J'ai attendu quelques jours avant d'aller chercher le vélo.
Je suis d'abord allée à la piscine. Je pensais que j'allais pleurer en nageant.
Et pourtant non. Je ne suis ni triste ni heureuse quand je nage. Je ne pense qu'à la longueur que je suis en train de parcourir. C'est étrange, parce qu'à la piscine où j'allais enfant, il y a avait un plongeoir de trois mètres. Combien de temps dure la chute ? Deux, trois secondes peut-être. Et je pensais à énormément de choses en sautant. Le temps que mes pieds touchent l'eau du bassin, j'avais revu la journée de la veille, réfléchi à ce que je ferais le soir ou le lendemain, pensé à la rentrée des classes. Et là, je nage une longueur en plus d'une minute et je ne pense à rien. Seul un nombre me remplit la tête le temps de la longueur. Puis un autre, puis encore un autre.
À quoi donc a pensé Linda pendant sa chute ?
Je me suis ensuite promenée entre les tours de Beaugrenelle.
Il y a des fleurs qui ressemblent à celles qu'il y avait chez ma grand-mère.
Et je suis partie en métro chercher le vélo.

Je l'ai trouvé facilement. Je l'ai détaché et je suis partie avec.

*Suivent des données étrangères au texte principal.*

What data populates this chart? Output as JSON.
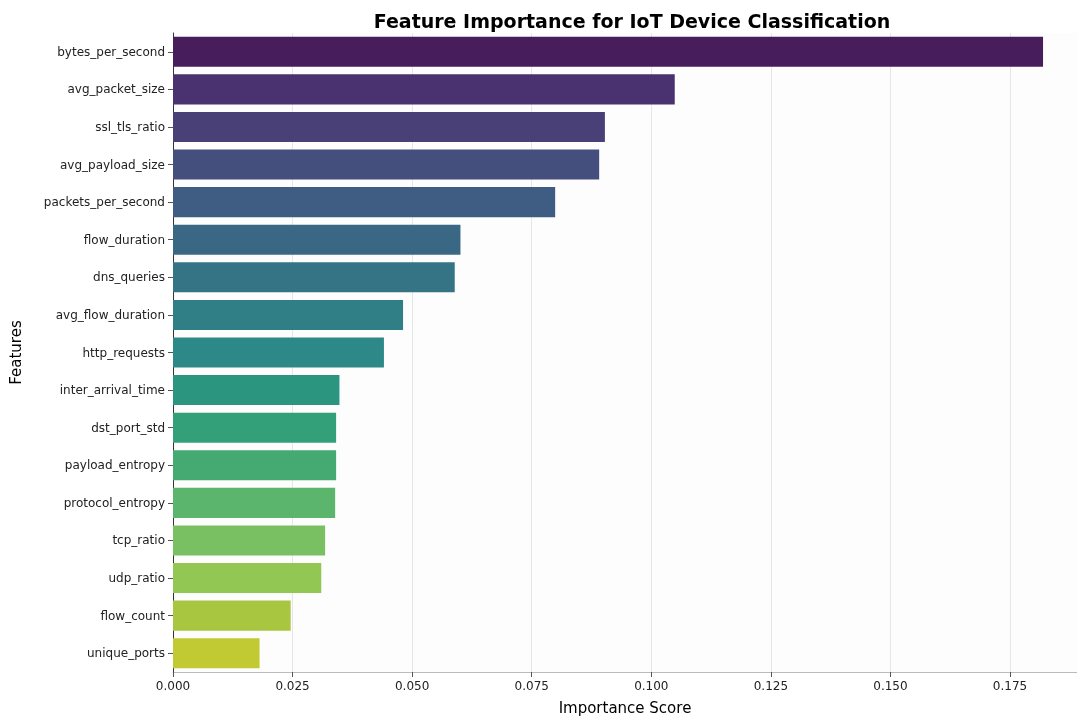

Je n'ai pas cherché à voir mes amis.
C'était très étrange de rouler avec.
En arrivant dans la rue de Rivoli, je suis descendue du vélo et je l'ai poussé sur le trottoir. Il faisait un temps splendide et le soleil commençait à se coucher. Au loin je voyais le quartier de la Défense, mais ce qui m'a frappée, c'est la lumière qui traversait les vitraux de la Tour Saint-Jacques. On aurait dit un décor de théâtre d'ombres baignant dans une lumière orange.
C'était magnifique.
Étais-je la seule à le voir ?
Rien ne montrait que Linda était morte.
Les gens marchaient, téléphonaient, discutaient, fumaient, conduisaient.
Ils vivaient.
Le soleil brillait, la terre tournait, le vent soufflait et la vie continuait, sans but et sans raison, sans s'être arrêtée et sans qu'elle n'ait eu à reprendre son souffle ne serait-ce qu'une seule seconde.
C'est là que j'ai pleuré.
Un mec m'a dit : "Alors, tu t'es fait plaquer ?
 – Non, mon amie est morte."
Je ne suis pas habituée à dire cette phrase. D'ailleurs, c'est la première fois que je la prononçais.
Je n'y ai pas mis le bon ton. Je m'en rendais compte au fur et à mesure que les mots sortaient de ma bouche.
Je l'ai dit comme si on m'avait proposé un flan et que j'aurais répondu : "Non, je préfère une part de tarte."
Linda était morte, j'en voulais à la Terre de ne pas avoir montré la moindre tristesse du suicide de mon amie alors que j'en parlais comme d'un morceau de gâteau.
Le garçon a été surpris, il a juste répondu : "Ah bon ? Bon courage alors."
Et il est parti.
J'ai continué à pleurer en marchant. Je ne voyais rien autour de moi, j'avançais comme j'avais l'habitude de le faire.
Ça me consolait de pouvoir m'appuyer sur le vélo.
La nuit suivante, j'ai rêvé de Linda.
De ma fenêtre, je la voyais passer en tombant. Je ne l'entendais jamais s'écraser.
Comme si elle repartait toujours d'en haut.
À chaque passage, elle me regardait d'une manière différente, parfois en souriant, parfois sérieuse, parfois avec une grimace.
C'était une surprise à chaque fois. Si bien que j'ai commencé à rire.
Je lui criais comme pour la prévenir : "Linda ! Arrête ! Tu vas mourir !"
Et elle répondait désinvolte :
"Et alors ? Je ne le saurai pas !"
Au passage suivant, elle a ajouté, la tête en bas :
"Ma liberté de mouvement est totale."

Je me suis réveillée en ayant l'impression de tomber.